Charles Sprickman wrote:
On Wed, 26 Mar 2003 [EMAIL PROTECTED] wrote:
One obvious problem with this would be that certain vendors prefer to backport security fixes to older versions rather than test and release new versions...so an insecure-looking version string may actually have had fixes applied.
I think you're talking about RedHat, right? What other vendors take this approach? I know that at a recent job I set out to scan for what versions of things were running on a bunch of boxes, and all the RedHat boxes were showing as running vulnerable versions of OpenSSH.
Debian does as well. Since they run 3 different primary release branches (stable, testing, unstable), they often backport security fixes onto the stable branch without introducing additional functionality from later revisions that would be introduced via the unstable and then testing branches. For example, I'm running sendmail 8.12.3/Debian-5 which is security patched up to sendmail version 8.12.8. However, the current testing version is 8.12.6/Debian-7 and the unstable version is 8.12.8/Debian-2.
While personally I think this is a bogus way to manage security fixes, there are probably many many RedHat boxes out there running BIND. Short of pointing out the error of their ways or expecting them to roll something into their own patches to fix the notification system, how would you handle that?
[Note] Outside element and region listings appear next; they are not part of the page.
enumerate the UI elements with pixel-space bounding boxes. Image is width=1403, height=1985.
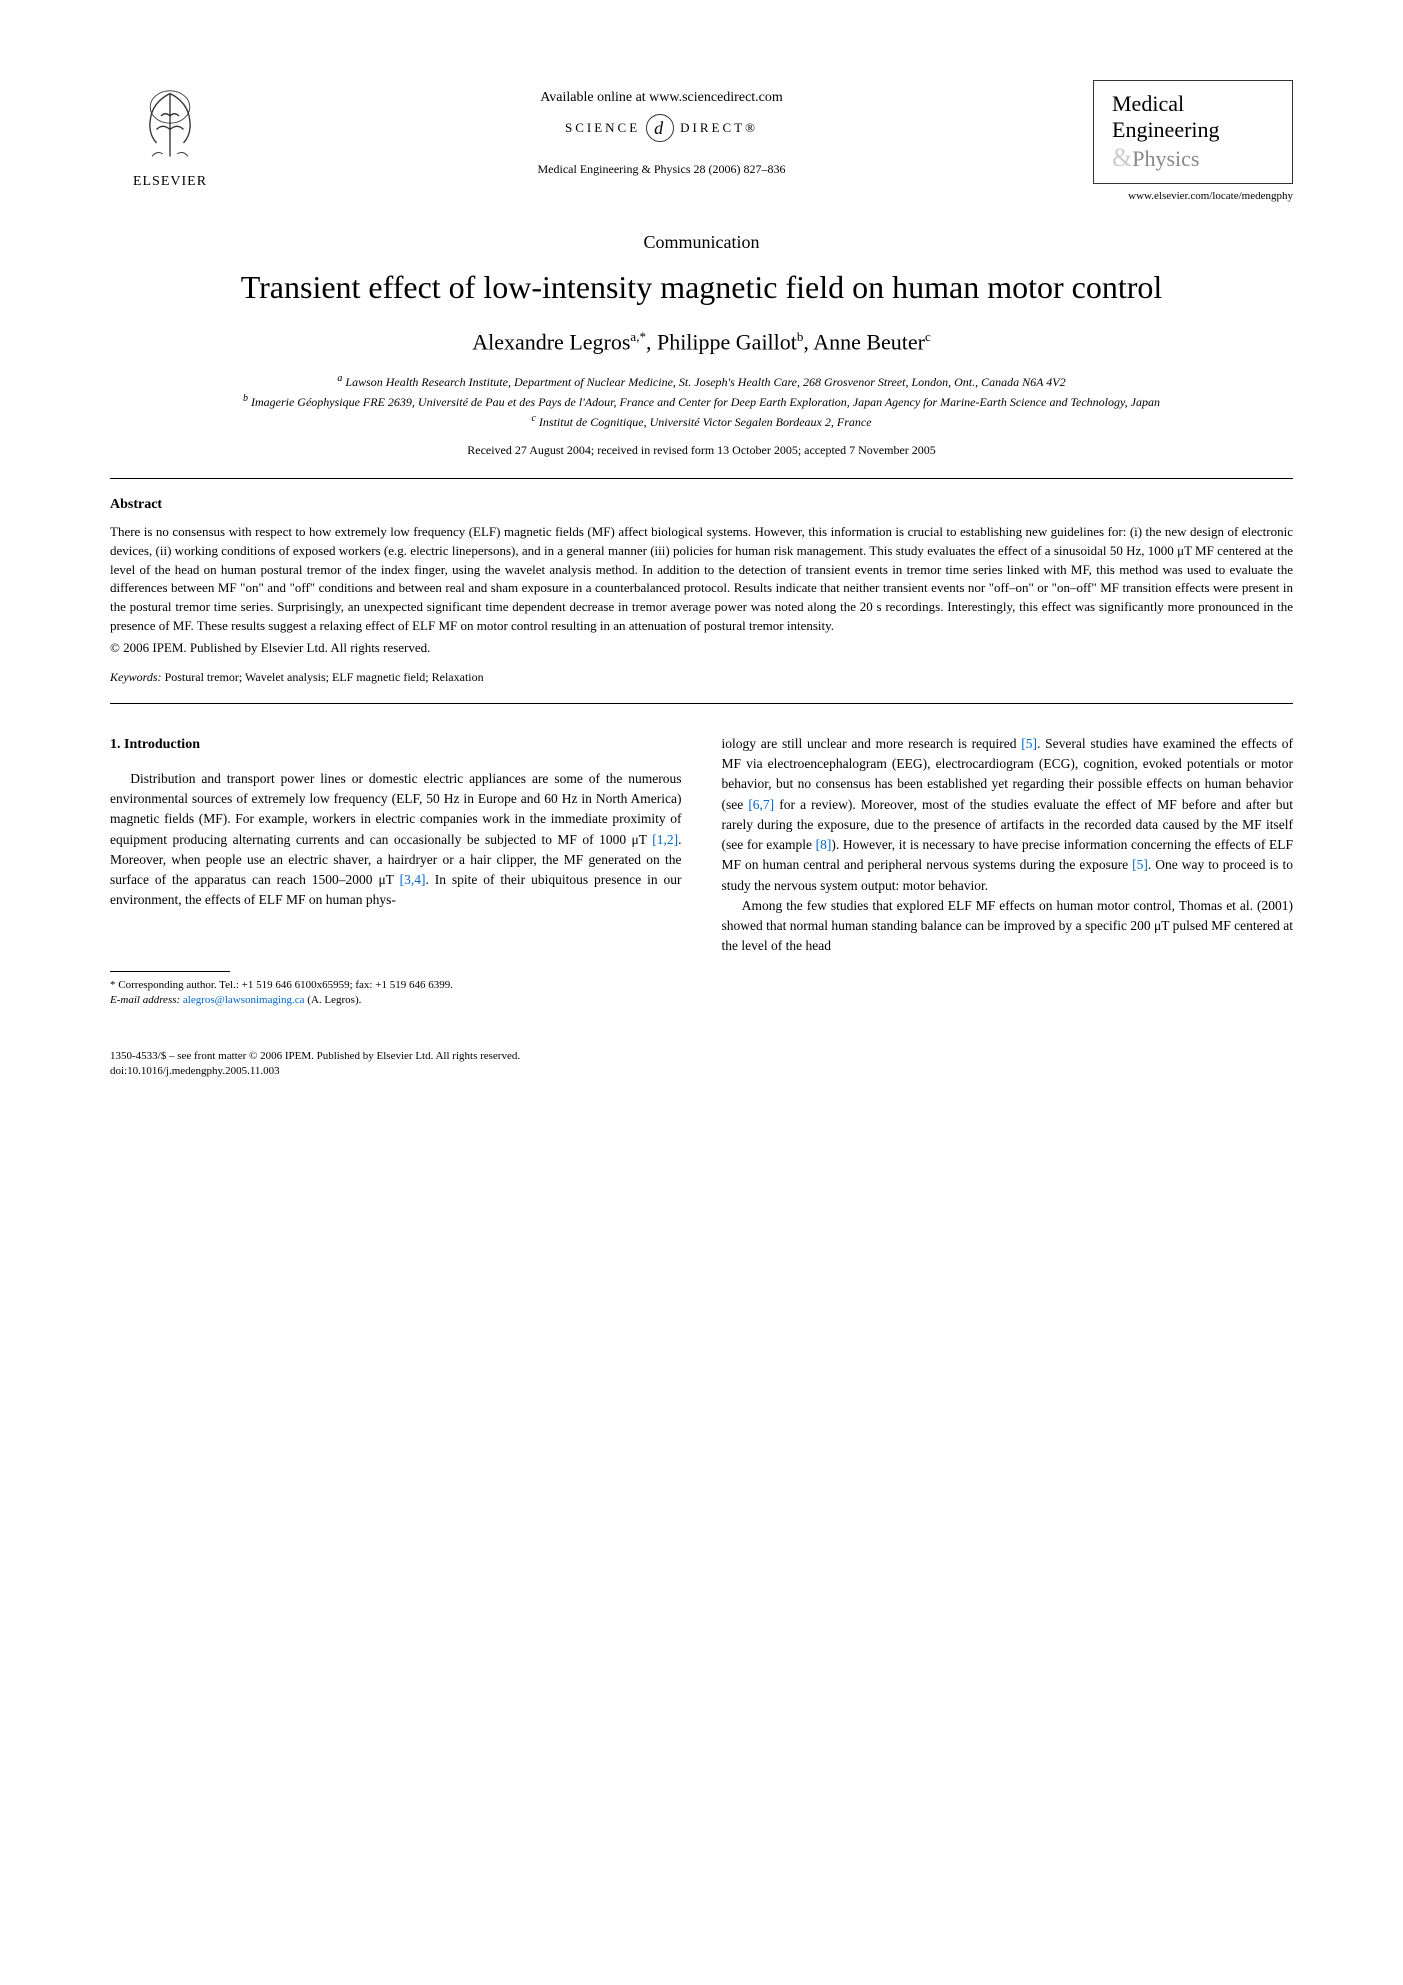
intro-para-1-cont: iology are still unclear and more resear… [722, 734, 1294, 896]
abstract-heading: Abstract [110, 497, 1293, 513]
journal-url: www.elsevier.com/locate/medengphy [1093, 190, 1293, 202]
center-header: Available online at www.sciencedirect.co… [230, 80, 1093, 177]
doi-line: doi:10.1016/j.medengphy.2005.11.003 [110, 1064, 1293, 1079]
ref-link-5[interactable]: [5] [1021, 736, 1037, 751]
journal-logo-block: Medical Engineering &Physics www.elsevie… [1093, 80, 1293, 202]
author-2: Philippe Gaillot [657, 329, 797, 354]
affiliation-b: b Imagerie Géophysique FRE 2639, Univers… [110, 391, 1293, 411]
ref-link-5b[interactable]: [5] [1132, 857, 1148, 872]
article-title: Transient effect of low-intensity magnet… [110, 267, 1293, 309]
col2-text-a: iology are still unclear and more resear… [722, 736, 1022, 751]
footnotes: * Corresponding author. Tel.: +1 519 646… [110, 978, 682, 1009]
rule-below-abstract [110, 703, 1293, 704]
keywords-values: Postural tremor; Wavelet analysis; ELF m… [165, 670, 484, 684]
available-online-text: Available online at www.sciencedirect.co… [230, 90, 1093, 106]
author-1: Alexandre Legros [472, 329, 630, 354]
ref-link-8[interactable]: [8] [816, 837, 832, 852]
ref-link-12[interactable]: [1,2] [652, 832, 678, 847]
sd-label-left: SCIENCE [565, 120, 640, 136]
ref-link-34[interactable]: [3,4] [400, 872, 426, 887]
article-dates: Received 27 August 2004; received in rev… [110, 443, 1293, 458]
ref-link-67[interactable]: [6,7] [748, 797, 774, 812]
authors-line: Alexandre Legrosa,*, Philippe Gaillotb, … [110, 329, 1293, 355]
article-type: Communication [110, 232, 1293, 253]
corresponding-author-footnote: * Corresponding author. Tel.: +1 519 646… [110, 978, 682, 993]
ampersand-icon: & [1112, 143, 1132, 172]
affiliation-c: c Institut de Cognitique, Université Vic… [110, 411, 1293, 431]
journal-logo-line2: Engineering [1112, 117, 1274, 143]
author-3: Anne Beuter [813, 329, 925, 354]
section-1-heading: 1. Introduction [110, 734, 682, 755]
journal-logo-line3: Physics [1132, 146, 1199, 171]
publisher-logo: ELSEVIER [110, 80, 230, 190]
abstract-body: There is no consensus with respect to ho… [110, 524, 1293, 633]
affiliation-a: a Lawson Health Research Institute, Depa… [110, 371, 1293, 391]
rule-above-abstract [110, 478, 1293, 479]
author-3-sup: c [925, 329, 931, 344]
abstract-text: There is no consensus with respect to ho… [110, 523, 1293, 636]
page-footer: 1350-4533/$ – see front matter © 2006 IP… [110, 1049, 1293, 1080]
sciencedirect-icon: d [646, 114, 674, 142]
author-1-sup: a,* [630, 329, 646, 344]
issn-line: 1350-4533/$ – see front matter © 2006 IP… [110, 1049, 1293, 1064]
intro-para-1: Distribution and transport power lines o… [110, 769, 682, 911]
publisher-name: ELSEVIER [133, 174, 207, 190]
intro-para-2: Among the few studies that explored ELF … [722, 896, 1294, 957]
column-right: iology are still unclear and more resear… [722, 734, 1294, 1009]
journal-logo-line3-row: &Physics [1112, 143, 1274, 173]
email-link[interactable]: alegros@lawsonimaging.ca [183, 994, 305, 1006]
sd-label-right: DIRECT® [680, 120, 758, 136]
author-2-sup: b [797, 329, 804, 344]
intro-text-a: Distribution and transport power lines o… [110, 771, 682, 847]
journal-logo-box: Medical Engineering &Physics [1093, 80, 1293, 184]
email-label: E-mail address: [110, 994, 180, 1006]
sciencedirect-logo: SCIENCE d DIRECT® [230, 114, 1093, 142]
journal-logo-line1: Medical [1112, 91, 1274, 117]
email-attrib: (A. Legros). [307, 994, 361, 1006]
email-footnote: E-mail address: alegros@lawsonimaging.ca… [110, 993, 682, 1008]
affiliations: a Lawson Health Research Institute, Depa… [110, 371, 1293, 431]
keywords-line: Keywords: Postural tremor; Wavelet analy… [110, 670, 1293, 685]
header-row: ELSEVIER Available online at www.science… [110, 80, 1293, 202]
journal-reference: Medical Engineering & Physics 28 (2006) … [230, 162, 1093, 177]
body-columns: 1. Introduction Distribution and transpo… [110, 734, 1293, 1009]
footnote-rule [110, 971, 230, 972]
elsevier-tree-icon [125, 80, 215, 170]
column-left: 1. Introduction Distribution and transpo… [110, 734, 682, 1009]
abstract-copyright: © 2006 IPEM. Published by Elsevier Ltd. … [110, 640, 1293, 656]
keywords-label: Keywords: [110, 670, 162, 684]
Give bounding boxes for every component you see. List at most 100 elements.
I mean, at least on the ssh thing, they didn't even change the version string one bit, not even a 'rh-p1' or something. So as far as your scanner knows, and as far as the script kiddies know, you're running a vulnerable version.
Actually, it's a very good way to run a stable environment and still get the benefit of fixes that address security or severe operational issues. In fact, the packages with the fixes were available the morning after sendmail 8.12.8 was posted and the CERT advisory went out. I had it installed by the afternoon.
Can't speak for how RH handles their versioning, but as you can see above, Debian includes the source version on which a package is based plus a revision to indicate additional changes specifically added for Debian. It makes it very easy to keep track of what I have installed even if kiddie scripts think I'm running downrev versions (which I'm not).